Author: By MICHELLE HARRIS
A CONSORTIUM behind a $600 million steelworks site redevelopment proposal says it still believes Newcastle can host a successful container terminal despite a cabinet decision to privatise Ports Kembla and Botany, which effectively kills off the idea.
Newcastle Port Corporation is understood to be seeking more information from the government about the implications of the privatisation move for its own plans.
The state cabinet agreed last week to lease for 99 years Port Botany and Wollongong’s Port Kembla, following the completion of a scoping study that was commissioned to determine the process and consider the financial implications.
Under the plans Port Kembla, not Newcastle as had been promised by the former Labor government, would handle the future overflow of containers from Port Botany after it was found to be a more cost-effective option.

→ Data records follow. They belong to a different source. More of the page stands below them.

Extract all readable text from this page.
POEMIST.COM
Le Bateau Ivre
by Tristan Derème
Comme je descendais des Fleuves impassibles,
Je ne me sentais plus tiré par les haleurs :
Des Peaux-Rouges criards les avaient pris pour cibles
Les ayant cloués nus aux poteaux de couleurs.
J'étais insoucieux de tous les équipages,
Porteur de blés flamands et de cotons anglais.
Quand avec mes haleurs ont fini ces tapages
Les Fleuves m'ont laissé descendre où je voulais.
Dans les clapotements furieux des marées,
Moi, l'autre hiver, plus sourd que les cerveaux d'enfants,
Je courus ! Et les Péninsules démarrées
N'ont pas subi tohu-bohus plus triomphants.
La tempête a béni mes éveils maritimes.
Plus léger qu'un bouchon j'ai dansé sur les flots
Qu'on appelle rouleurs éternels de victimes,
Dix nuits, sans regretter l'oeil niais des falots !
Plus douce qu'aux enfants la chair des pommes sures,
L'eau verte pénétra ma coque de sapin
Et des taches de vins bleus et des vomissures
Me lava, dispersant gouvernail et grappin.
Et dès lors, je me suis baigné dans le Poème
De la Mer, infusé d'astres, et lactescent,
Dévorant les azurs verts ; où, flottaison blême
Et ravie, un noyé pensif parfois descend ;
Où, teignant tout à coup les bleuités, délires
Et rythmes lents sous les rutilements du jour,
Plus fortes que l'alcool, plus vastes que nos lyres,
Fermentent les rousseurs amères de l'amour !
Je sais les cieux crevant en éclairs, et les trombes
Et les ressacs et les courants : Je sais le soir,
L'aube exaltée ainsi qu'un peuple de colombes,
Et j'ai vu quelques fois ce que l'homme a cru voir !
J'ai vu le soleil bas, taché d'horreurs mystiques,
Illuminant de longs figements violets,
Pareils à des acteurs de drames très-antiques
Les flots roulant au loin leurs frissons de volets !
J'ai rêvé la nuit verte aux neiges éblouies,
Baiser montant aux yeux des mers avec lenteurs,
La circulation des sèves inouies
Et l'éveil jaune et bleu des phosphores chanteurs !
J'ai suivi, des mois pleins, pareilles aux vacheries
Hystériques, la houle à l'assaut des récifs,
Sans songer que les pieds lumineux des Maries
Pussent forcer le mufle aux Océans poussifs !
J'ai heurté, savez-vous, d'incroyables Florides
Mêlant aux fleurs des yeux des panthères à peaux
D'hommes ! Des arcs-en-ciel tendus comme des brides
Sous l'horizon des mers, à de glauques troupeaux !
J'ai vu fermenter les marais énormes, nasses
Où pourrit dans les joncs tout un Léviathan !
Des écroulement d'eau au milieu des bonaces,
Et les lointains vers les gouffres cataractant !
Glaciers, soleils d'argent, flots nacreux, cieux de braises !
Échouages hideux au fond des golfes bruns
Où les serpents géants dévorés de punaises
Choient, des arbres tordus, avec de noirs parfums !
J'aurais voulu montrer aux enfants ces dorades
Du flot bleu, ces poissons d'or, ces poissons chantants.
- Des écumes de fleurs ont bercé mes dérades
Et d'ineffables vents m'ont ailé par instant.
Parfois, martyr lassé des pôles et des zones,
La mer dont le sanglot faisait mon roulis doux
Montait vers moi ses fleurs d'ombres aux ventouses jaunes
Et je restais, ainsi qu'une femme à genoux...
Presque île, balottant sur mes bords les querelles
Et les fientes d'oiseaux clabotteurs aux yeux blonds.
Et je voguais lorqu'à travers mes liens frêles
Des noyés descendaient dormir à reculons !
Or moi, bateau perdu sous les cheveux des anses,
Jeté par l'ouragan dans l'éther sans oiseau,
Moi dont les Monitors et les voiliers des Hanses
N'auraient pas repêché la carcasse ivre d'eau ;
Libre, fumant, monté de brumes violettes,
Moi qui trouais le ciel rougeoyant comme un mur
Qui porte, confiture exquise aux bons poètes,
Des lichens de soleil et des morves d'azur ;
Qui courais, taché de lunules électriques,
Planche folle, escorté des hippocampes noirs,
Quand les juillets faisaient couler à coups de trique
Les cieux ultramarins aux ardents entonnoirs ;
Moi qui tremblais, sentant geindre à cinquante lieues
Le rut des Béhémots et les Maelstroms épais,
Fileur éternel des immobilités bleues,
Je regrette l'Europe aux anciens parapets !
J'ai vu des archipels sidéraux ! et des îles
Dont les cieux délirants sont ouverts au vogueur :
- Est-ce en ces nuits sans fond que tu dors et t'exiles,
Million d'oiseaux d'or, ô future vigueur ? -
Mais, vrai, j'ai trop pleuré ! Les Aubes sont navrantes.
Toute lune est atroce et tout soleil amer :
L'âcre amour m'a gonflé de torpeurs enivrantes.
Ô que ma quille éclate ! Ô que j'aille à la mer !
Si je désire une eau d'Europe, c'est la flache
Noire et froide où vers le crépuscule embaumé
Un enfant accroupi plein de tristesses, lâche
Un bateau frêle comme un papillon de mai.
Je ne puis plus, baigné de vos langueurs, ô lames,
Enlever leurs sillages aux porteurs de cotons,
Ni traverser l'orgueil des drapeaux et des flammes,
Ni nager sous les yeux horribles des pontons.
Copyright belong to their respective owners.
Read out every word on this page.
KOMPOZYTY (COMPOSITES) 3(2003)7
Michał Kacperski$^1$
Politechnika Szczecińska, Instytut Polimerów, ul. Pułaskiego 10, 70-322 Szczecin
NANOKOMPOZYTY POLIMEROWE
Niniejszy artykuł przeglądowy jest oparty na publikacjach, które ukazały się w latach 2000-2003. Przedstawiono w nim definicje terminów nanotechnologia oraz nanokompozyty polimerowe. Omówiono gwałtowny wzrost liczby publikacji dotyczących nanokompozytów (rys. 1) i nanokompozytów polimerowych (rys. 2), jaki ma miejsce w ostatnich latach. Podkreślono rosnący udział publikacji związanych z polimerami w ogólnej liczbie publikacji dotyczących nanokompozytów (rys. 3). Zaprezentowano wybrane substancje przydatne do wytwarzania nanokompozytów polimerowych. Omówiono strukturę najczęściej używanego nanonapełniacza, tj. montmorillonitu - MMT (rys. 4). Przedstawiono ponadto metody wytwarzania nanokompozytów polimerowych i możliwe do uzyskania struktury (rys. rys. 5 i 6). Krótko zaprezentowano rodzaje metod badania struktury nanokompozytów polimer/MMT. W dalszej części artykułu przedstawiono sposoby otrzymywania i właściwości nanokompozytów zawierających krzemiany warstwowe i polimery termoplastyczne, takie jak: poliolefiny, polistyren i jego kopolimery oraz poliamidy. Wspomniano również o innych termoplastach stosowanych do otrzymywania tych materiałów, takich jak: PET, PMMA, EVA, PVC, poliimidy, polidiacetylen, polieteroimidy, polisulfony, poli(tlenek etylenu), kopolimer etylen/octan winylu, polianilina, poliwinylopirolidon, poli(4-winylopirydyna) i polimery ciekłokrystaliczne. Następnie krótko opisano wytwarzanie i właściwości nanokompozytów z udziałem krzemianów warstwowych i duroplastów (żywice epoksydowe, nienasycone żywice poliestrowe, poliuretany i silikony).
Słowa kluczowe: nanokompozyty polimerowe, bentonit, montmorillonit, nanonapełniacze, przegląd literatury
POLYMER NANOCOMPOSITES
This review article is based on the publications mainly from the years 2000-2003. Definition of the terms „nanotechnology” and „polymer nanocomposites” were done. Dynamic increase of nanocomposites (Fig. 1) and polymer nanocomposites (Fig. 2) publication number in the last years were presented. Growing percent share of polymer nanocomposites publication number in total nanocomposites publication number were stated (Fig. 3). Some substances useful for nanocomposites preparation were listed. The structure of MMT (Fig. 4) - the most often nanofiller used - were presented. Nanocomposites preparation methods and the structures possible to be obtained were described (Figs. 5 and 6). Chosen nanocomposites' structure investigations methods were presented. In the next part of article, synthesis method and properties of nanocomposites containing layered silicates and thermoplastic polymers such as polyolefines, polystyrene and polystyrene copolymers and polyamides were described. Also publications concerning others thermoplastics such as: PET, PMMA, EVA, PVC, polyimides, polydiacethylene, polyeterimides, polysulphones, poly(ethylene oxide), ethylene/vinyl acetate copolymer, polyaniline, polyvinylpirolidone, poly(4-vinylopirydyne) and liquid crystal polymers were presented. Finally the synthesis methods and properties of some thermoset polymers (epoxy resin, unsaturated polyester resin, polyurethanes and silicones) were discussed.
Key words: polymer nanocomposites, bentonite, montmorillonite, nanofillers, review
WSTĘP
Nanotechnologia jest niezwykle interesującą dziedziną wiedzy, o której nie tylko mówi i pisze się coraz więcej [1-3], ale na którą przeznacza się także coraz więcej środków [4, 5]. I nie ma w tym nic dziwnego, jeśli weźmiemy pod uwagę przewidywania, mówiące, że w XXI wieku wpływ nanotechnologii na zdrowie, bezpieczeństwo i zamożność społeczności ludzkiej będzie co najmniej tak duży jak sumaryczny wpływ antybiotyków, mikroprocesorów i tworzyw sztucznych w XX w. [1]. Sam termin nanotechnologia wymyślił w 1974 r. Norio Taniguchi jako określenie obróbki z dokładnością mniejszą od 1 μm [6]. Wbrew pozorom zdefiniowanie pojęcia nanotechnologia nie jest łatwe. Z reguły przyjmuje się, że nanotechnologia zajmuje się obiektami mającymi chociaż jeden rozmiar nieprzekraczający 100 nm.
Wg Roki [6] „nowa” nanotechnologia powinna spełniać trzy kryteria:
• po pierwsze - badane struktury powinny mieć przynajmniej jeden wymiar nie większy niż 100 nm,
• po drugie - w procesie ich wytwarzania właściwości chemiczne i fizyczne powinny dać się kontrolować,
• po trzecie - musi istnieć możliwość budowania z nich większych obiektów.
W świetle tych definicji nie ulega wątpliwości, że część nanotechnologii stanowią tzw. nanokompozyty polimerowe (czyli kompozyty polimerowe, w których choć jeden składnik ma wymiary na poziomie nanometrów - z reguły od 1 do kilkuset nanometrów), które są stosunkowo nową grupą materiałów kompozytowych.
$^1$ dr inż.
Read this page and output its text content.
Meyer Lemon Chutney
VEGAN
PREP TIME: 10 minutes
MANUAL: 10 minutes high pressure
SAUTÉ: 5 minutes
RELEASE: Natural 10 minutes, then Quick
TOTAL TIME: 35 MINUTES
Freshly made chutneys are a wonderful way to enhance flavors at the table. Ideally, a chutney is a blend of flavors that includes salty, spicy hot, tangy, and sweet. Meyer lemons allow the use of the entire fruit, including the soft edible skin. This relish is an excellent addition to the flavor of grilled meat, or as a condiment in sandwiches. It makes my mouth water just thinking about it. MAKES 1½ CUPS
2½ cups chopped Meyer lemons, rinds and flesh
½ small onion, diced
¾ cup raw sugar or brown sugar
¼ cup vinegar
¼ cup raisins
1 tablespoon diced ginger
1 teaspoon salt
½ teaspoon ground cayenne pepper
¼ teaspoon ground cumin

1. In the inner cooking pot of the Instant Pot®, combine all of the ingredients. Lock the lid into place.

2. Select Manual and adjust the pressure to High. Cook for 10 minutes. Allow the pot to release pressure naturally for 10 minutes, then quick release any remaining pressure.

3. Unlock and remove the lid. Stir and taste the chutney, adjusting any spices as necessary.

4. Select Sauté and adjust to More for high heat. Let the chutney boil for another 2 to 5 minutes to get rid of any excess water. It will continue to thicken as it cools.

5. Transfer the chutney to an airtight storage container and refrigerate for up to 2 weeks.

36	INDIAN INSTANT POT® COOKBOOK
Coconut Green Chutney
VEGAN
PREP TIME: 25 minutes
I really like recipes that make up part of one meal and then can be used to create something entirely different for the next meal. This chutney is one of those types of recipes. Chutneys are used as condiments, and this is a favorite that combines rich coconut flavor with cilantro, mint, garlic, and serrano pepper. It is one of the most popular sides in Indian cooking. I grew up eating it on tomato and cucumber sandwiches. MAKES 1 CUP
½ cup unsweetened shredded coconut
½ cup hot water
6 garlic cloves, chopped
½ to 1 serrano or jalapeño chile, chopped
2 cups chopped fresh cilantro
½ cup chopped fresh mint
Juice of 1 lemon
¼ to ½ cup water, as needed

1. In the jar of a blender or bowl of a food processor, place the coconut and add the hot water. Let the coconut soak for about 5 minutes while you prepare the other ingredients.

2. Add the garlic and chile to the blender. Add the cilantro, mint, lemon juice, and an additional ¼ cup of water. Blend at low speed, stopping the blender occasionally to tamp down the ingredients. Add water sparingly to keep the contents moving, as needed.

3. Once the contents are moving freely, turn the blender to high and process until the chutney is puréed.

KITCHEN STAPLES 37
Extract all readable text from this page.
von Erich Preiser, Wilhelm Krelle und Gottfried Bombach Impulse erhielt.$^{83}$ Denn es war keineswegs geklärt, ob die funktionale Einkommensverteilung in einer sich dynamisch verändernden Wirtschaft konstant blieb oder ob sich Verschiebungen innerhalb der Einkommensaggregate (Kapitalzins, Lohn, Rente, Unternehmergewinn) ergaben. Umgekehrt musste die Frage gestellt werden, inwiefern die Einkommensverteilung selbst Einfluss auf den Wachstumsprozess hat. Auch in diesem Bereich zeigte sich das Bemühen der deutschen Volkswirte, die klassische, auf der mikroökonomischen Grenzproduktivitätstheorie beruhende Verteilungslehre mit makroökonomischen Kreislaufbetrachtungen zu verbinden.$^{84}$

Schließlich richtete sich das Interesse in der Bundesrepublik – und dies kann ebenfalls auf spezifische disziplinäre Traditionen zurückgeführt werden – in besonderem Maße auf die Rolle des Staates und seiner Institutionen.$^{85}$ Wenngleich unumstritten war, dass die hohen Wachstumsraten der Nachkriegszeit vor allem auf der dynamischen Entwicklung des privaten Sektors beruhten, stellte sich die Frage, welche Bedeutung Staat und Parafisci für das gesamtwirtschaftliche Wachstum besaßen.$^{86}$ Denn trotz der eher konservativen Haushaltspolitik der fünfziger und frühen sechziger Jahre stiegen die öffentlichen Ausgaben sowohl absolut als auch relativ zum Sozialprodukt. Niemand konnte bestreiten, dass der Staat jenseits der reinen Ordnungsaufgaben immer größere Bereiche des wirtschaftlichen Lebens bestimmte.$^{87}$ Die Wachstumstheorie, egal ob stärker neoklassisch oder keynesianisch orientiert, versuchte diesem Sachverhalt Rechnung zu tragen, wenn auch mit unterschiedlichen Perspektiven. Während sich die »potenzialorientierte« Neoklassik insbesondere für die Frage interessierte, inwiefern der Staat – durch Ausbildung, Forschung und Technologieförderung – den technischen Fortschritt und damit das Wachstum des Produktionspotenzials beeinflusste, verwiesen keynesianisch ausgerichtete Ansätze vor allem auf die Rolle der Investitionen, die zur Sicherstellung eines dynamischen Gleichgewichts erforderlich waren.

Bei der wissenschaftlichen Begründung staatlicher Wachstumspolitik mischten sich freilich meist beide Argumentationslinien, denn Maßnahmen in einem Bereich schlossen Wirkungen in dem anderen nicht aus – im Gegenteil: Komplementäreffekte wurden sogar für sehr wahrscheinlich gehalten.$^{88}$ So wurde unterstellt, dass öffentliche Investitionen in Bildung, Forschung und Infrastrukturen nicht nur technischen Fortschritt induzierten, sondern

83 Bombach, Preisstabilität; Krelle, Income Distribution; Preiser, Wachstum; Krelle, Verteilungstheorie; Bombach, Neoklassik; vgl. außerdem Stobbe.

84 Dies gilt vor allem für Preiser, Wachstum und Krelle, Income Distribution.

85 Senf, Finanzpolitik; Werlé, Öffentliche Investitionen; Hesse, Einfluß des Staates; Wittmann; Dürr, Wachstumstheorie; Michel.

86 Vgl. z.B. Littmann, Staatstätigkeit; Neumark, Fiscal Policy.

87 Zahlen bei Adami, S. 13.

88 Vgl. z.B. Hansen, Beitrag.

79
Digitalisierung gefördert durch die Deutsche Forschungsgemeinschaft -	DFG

Newcastle Stevedores and Anglo Ports were part of a consortium that had submitted to the former government a $600 million private-sector development proposal that would entail various uses for the Mayfield site, including a container terminal.
Anglo Ports chairman Captain Richard Setchell said yesterday he was awaiting advice from the government about the implications of the privatisation.
The need to diversify the Port of Newcastle was cited among the government’s reasons for rejecting early this year an unsolicited proposal from the Nathan Tinkler-owned Hunter Ports for a $2.5 billion coal-loader at the Mayfield site.
The container idea has been at the centre of Newcastle Port Corporation’s own plans for the site, which have been given draft approval by the NSW Planning Department.
However, the state’s ports strategy is expected to be overhauled to reflect Newcastle’s coal-dominated fate following the lease of the other ports.